Marco do Cinema Novo, Vidas Secas (1963) é o principal título da primeira fase. Quando Nelson chegou a Alagoas, em 1962, para filmar a saga dos retirantes escrita por Graciliano, já era um diretor consagrado em pleno domínio do seu ofício. A primeira tentativa de filmar Vidas Secas tinha sido em 1958, quando Nelson produzia documentários institucionais sobre os flagelados da seca em Juazeiro, na Bahia. A visão das pessoas miseráveis e sofridas se impôs ao diretor que já usava o cinema para fazer um discurso sobre os desafortunados do país.
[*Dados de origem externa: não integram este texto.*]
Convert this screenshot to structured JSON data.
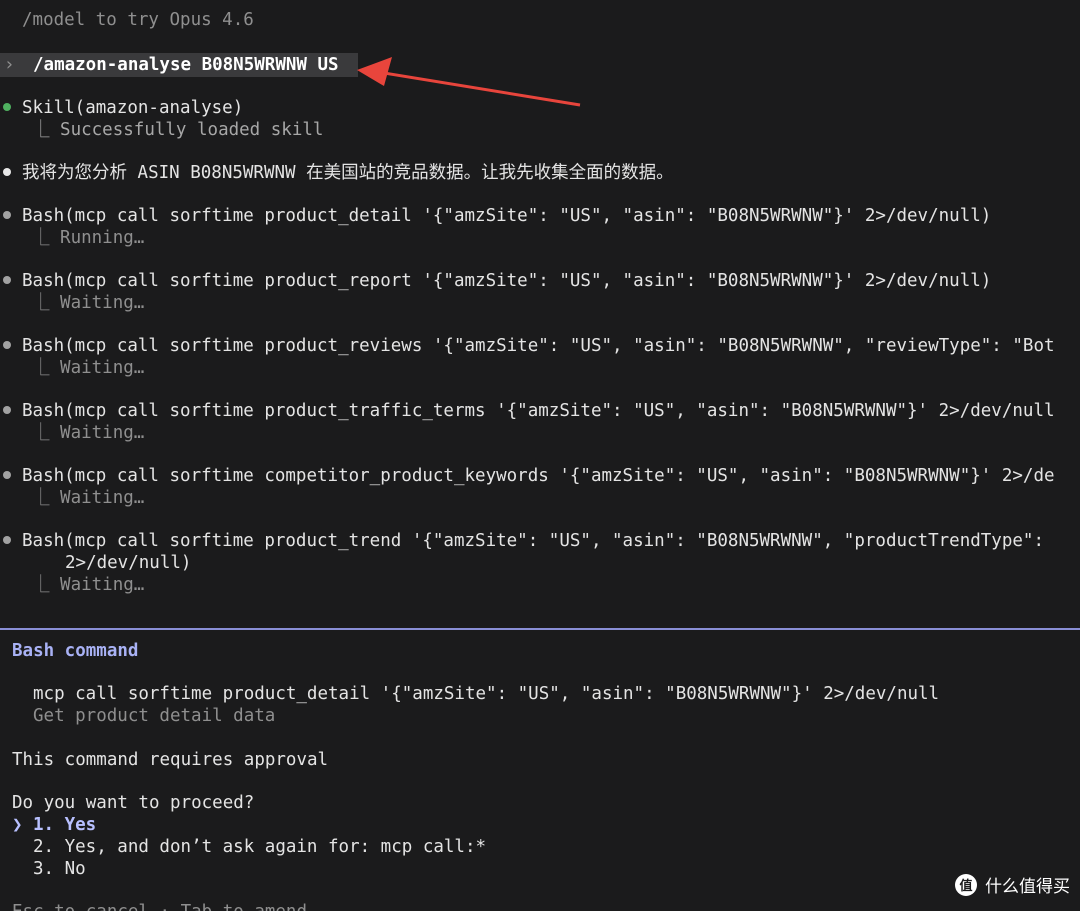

Diante do esforço de extrair um roteiro da realidade crua da qual era testemunha, a lembrança da obra de Graciliano foi uma solução para o cineasta que conhecia o país, também, pela literatura.
Montada a produção, a ironia de uma chuva que verdejou o sertão impediu que se filmasse. O inesperado levou Nelson a improvisar Mandacaru Vermelho, filme rápido, um pequeno western no qual, pela primeira e única vez, também foi ator. No gênero que fazia a cabeça dos cinéfilos dos anos 1950, interpretou um vaqueiro apaixonado por uma moça prometida em casamento, o que obriga o casal a fugir da família dela. Lançado em 1961, está na caixa inicial, junto com Boca de Ouro (1962), o primeiro grande sucesso de público. A adaptação da obra de Nelson Rodrigues sobre o bicheiro carioca, narrada de três pontos de vista diferentes, foi feita sob encomenda.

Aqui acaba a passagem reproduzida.